Sure, theatrical release is still the first stop for studio films, for the most case, but the window between when something plays in a theater and when it arrives at home is shrinking rapidly, and today, Universal Pictures unveiled a startling plan to bring the big-budget comedy “Tower Heist” to VOD a mere three weeks after it hits theirs on November 4.
They’re going to be testing the idea in Portland, OR and in Atlanta, GA, and it’s got a steep ticket price. $59.99 is more than any typical PPV movie charges, but it’s not typical in any way. If this does work, it could change the way studios handle big-ticket releases, and I would bet they’ll telescope the release dates even more. If they can get people to pay $60 a pop to sit at home and watch a big new release, why not do it on opening weekend? Why not go ahead and start at day one?
This is not a new idea, of course.
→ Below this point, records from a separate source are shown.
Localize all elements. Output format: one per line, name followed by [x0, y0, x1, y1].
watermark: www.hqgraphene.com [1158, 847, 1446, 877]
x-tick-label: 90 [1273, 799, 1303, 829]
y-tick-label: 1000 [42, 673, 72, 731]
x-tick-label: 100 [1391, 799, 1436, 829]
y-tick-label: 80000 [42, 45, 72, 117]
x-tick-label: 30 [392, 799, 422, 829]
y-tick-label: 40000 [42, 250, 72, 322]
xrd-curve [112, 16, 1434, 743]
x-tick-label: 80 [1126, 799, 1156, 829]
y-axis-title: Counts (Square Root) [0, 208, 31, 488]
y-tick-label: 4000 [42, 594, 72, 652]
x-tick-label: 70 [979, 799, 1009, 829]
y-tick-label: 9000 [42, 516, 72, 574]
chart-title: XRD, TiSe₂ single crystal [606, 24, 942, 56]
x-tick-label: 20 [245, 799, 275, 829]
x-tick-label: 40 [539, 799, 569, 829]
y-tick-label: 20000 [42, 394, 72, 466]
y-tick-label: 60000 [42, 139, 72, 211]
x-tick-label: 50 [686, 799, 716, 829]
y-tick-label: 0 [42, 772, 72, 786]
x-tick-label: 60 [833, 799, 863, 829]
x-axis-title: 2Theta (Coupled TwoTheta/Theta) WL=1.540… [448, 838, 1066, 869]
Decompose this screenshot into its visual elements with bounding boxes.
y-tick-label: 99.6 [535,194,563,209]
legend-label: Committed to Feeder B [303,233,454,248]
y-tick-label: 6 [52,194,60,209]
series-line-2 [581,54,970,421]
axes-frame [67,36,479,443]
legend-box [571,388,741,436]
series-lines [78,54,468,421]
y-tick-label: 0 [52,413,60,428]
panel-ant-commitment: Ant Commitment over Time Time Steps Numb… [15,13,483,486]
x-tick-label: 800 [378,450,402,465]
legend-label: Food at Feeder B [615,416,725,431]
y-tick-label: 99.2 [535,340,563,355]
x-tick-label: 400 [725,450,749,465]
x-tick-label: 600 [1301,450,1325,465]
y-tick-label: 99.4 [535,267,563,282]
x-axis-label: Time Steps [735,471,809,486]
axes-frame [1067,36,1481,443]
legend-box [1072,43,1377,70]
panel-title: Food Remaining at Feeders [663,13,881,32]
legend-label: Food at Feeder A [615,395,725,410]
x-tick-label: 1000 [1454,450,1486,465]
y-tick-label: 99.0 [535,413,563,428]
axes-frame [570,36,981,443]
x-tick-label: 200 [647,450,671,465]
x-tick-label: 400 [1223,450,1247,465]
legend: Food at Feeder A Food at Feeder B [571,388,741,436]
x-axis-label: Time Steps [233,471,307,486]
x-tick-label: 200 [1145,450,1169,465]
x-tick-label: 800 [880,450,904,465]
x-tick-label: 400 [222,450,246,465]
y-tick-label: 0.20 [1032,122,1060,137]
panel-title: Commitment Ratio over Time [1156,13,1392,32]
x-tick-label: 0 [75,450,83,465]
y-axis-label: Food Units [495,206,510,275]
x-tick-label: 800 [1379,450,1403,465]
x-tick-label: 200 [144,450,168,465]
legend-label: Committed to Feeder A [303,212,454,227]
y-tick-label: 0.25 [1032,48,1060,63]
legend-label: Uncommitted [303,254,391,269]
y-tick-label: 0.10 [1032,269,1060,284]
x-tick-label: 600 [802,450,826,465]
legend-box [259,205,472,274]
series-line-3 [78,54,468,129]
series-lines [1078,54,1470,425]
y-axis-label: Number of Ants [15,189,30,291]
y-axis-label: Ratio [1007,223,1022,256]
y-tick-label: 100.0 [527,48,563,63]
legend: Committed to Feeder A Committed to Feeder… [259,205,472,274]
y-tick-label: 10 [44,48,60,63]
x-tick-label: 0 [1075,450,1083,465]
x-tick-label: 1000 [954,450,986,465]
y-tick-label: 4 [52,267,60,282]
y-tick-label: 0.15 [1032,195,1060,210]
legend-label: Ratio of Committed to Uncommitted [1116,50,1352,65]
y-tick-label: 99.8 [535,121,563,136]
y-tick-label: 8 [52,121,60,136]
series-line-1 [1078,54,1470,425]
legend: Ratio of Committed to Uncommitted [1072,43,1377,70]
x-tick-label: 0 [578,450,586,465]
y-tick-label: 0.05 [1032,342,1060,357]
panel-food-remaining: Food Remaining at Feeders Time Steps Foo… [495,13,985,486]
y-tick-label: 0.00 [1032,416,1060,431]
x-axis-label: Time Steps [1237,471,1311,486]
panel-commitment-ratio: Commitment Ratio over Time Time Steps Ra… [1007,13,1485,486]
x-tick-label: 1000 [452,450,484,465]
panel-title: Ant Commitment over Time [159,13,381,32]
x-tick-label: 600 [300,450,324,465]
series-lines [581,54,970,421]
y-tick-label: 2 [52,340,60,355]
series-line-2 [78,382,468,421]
I remember in 1983 when Universal tried a similar experiment through cable services for “The Pirates Of Penzance.” At that point, it was only in one market, and only through a service called SelecTV, but the idea was the same. Simultaneous home and theatrical releases do not play well with theater owners for obvious reasons. As home theaters get better and better and prices on Blu-ray players and giant screens keep falling, it is probably good that theater owners are afraid, because many people are opting out of the theatrical experience altogether.
It’s a strange time for the entire industry. Companies that adapt are going to do better than companies that dig in their heels out of fear, which is what happened in the spring when Universal and other studios tried a similar idea with DirecTV and a 60-day window between theatrical and VOD. That was at a lower price point, too.
“Tower Heist” is a big movie for Universal, their biggest holiday release, so this is a real test. Three weeks means the movie will still be onscreen in almost every major market. What I’m really curious about is how widely this will be promoted in those markets, and what effect, if any, it has on the first weekend’s gross in those markets. Will people stay home thinking they can just see it a few weeks later? Or will they even know about this test? According to the story in the LA Times, Universal is offering to compensate exhibitors if they lose significant ticket sales, but I’m not sure how they’re planning to measure that or determine what they owe.
What I’m really curious about is what backlash there might be from theater owners. They don’t have to play “Tower Heist,” and if they really wanted to push back against Universal’s idea, not booking it in any Portland or Atlanta theaters would be the way to accomplish that.
Still, all of this is hypothetical, and until they play out the experiment, there’s no way of knowing how consumers and companies will react. One thing’s for sure, though… the entire industry will be paying very close attention.
“Tower Heist” arrives in theaters November 4, 2011.